I’m going to start by saying I’m white. I simply do not know of myself what it’s like to experience being in skin of color. And I’m coming to appreciate more as I get older and as more shattering events occur just how much that means: that as much as I sympathize, I really can’t empathize.
My husband is Filipino. He is a person of color, though not black. My youngest child is adopted and is black. I love them and do my best to listen to them and their experiences, but I will never be in their shoes.
I do know this: being a POC means that you will likely always stand out, or at the very least feel you stand out. I’ve had 27 years of hearing my husband share with me how it’s felt for him. He’s lived in the Bay Area, in central California, in Utah, and in Alabama with me. He felt at home in the Bay Area amongst a mixture of ethnicities. In Utah, he was an ethnic oddity among a very homogeneous group of often-blond whites. In Alabama, even I felt the awkwardness, the otherness, the aversion that could happen (the silence that fell when we stepped into a small-town cafe was palpable; we stepped out quickly). He’s had people look at him askance, he’s had people call him names based on his Asian-ness (to be straight here, he’s had both whites and blacks call him Chinese-related slurs).
Even having this experience watching him and listening to his stories, I as a white woman still cannot claim any true experience for myself. I stand on the outside.
My daughter who is black is a young teenager, coming into herself, so I don’t feel our conversations have been as extensive and deep as I would claim those I’ve had with my husband to be. I anticipate having a lot more that are insightful and helpful to me as a white person in the future.
I have always considered myself open and “not racist.” I have a multi-racial family! But here I am at age 50, and with recent events and opportunities to read a lot of excellent posts from persons of color, I think I’m making progress in my views. I can look at myself and recognize that there are times I do make some judgments. They may be fleeting and I may check myself, but I know they happen. I also know that I am in a lot of ways pretty insulated in my white world, and I rarely have to think about, let alone have my life impacted by, concerns that affect POC every single day.

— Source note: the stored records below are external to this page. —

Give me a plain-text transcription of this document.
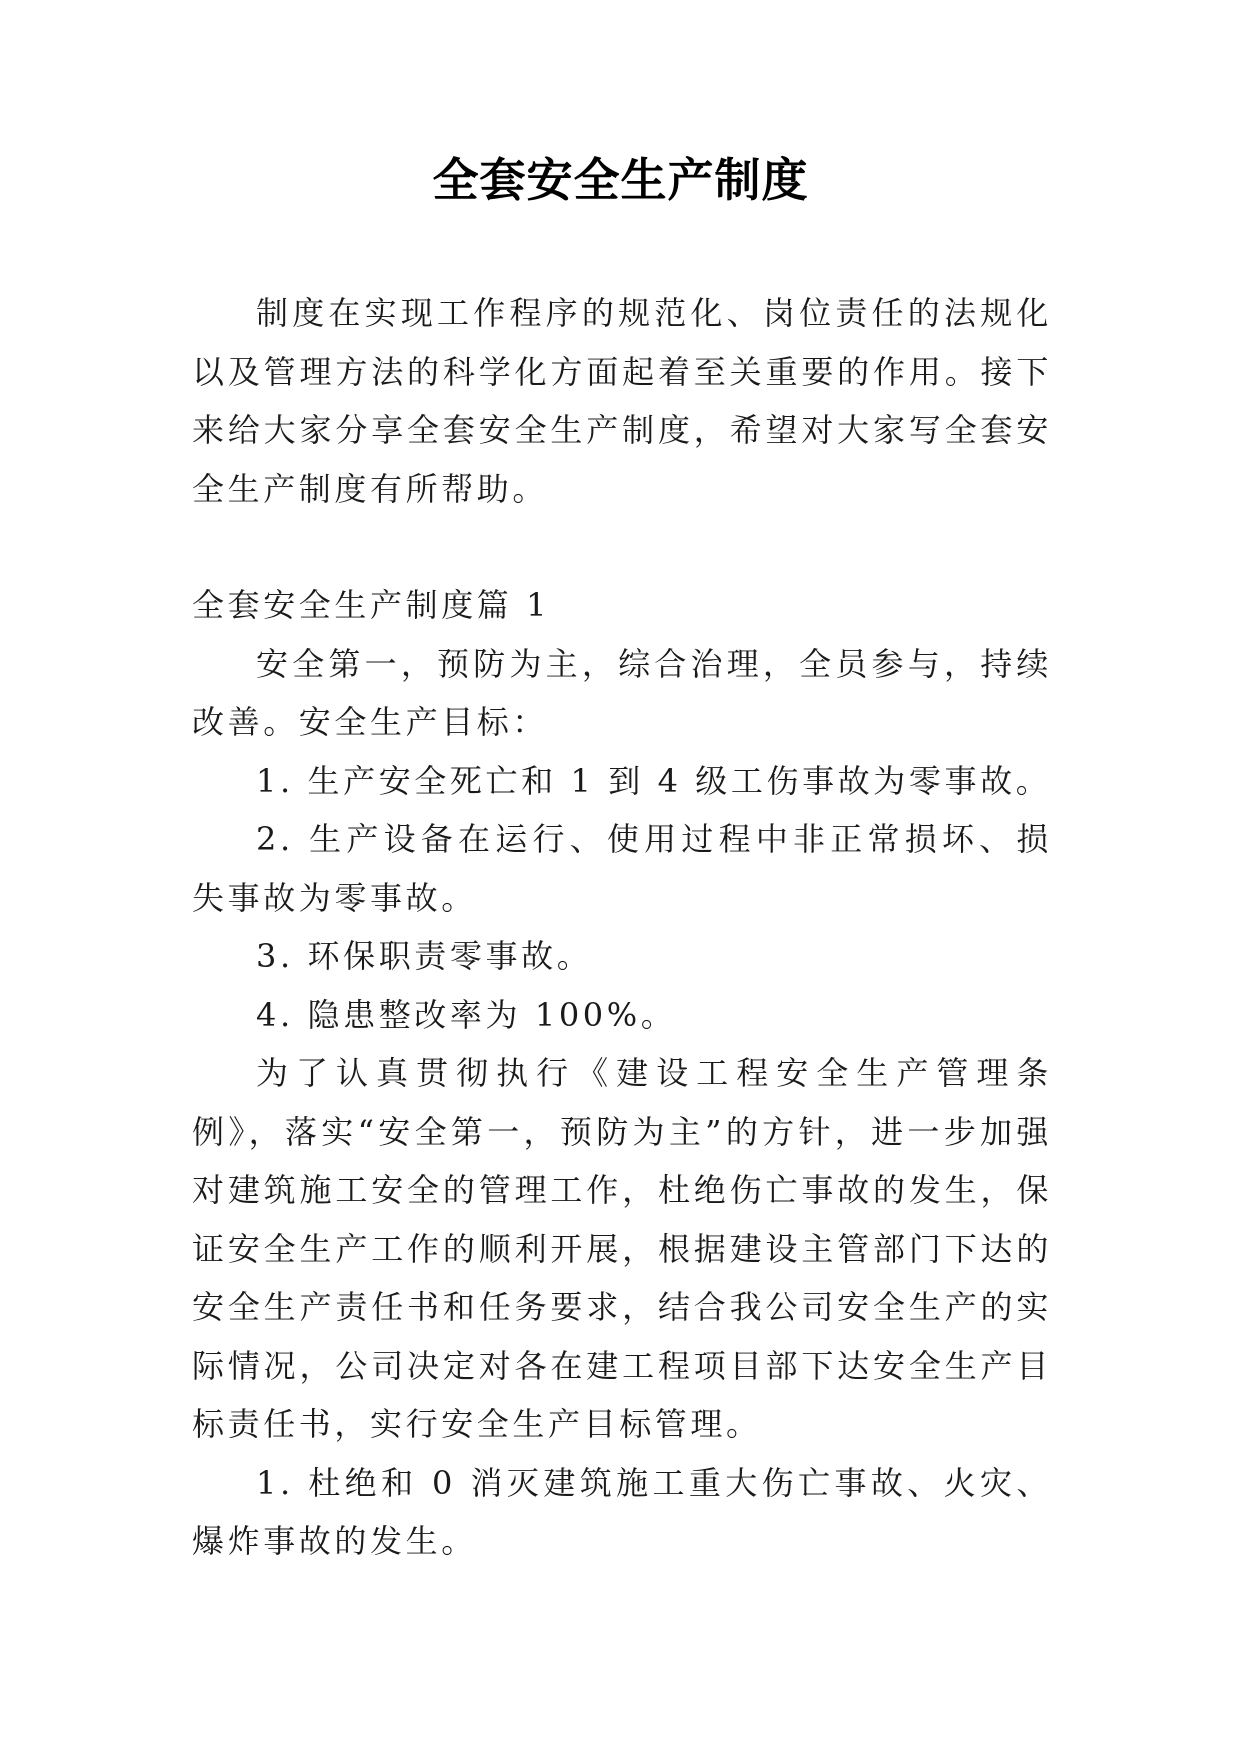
全套安全生产制度

制度在实现工作程序的规范化、岗位责任的法规化以及管理方法的科学化方面起着至关重要的作用。接下来给大家分享全套安全生产制度，希望对大家写全套安全生产制度有所帮助。

全套安全生产制度篇 1

安全第一，预防为主，综合治理，全员参与，持续改善。安全生产目标：

1. 生产安全死亡和 1 到 4 级工伤事故为零事故。

2. 生产设备在运行、使用过程中非正常损坏、损失事故为零事故。

3. 环保职责零事故。

4. 隐患整改率为 100%。

为了认真贯彻执行《建设工程安全生产管理条例》，落实“安全第一，预防为主”的方针，进一步加强对建筑施工安全的管理工作，杜绝伤亡事故的发生，保证安全生产工作的顺利开展，根据建设主管部门下达的安全生产责任书和任务要求，结合我公司安全生产的实际情况，公司决定对各在建工程项目部下达安全生产目标责任书，实行安全生产目标管理。

1. 杜绝和 0 消灭建筑施工重大伤亡事故、火灾、爆炸事故的发生。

The Civil Rights Movement was one of protests, peaceful and not, of upheaval. It changed our society. But I think that change was more on the macro level: laws were put into place that made people truly more equal legally. Decades later, however, there is still obviously a lot more progress that needs to be made, and it’s not necessarily on a level that requires major laws to be passed; it’s on a level of better awareness and changing some institutional behaviors and attitudes. Women for years have been harassed and assaulted and have endured (or spoken up and been ignored or shut down or harassed further). The #MeToo movement encouraged millions of women to speak up and share just how common and entrenched sexual harassment is, and I think it made a tremendous difference. #BlackLivesMatter has been around for a few years, but with the events of the past weeks, it is gaining traction throughout a greater portion of society. I hope that it will truly open up a tremendous information highway on which POC can and will share their own stories of how they regularly experience being treated differently or have been harassed or feared for their lives or feared for the loved ones’ lives or feared incarceration, etc. How they feel less than or other day in and day out.
I have read every story friends have shared on Facebook recently, from the professor who was detained by two white officers because they said he matched the description of a thief to a woman who fears for her husband’s safety whenever he goes out to the father who feels safer going on walks with his children than when he goes out alone in his very own neighborhood. I hope to read many, many, many more. I hope all of us will.
I admit I used to think in response to hearing about Black Lives Matter, “Well, ALL lives matter.” Now I get it. White lives matter, of course. They have for centuries. We haven’t had to fight for basic rights as blacks have. I love the metaphor I’ve seen a few people use that comes from the Bible. Jesus taught about the shepherd who left his 99 sheep to go out to find the 1 missing. Finding that one missing sheep doesn’t make those remaining 99 any less important or valuable or equal; it simply means that one sheep is in trouble. People of color are in trouble and have been for decades, for much longer. Can’t we as the 99 give a little space in our hearts to allow that Black Lives Matter is focusing on helping and saving that 1 sheep?
I fervently hope that this moment really is the one where whites give room to save those sheep. Listening to their stories is just a first step. Those stories will lead us then to the place where we can better know how to lock arms with them and step out and demand change as it is needed in various places in society.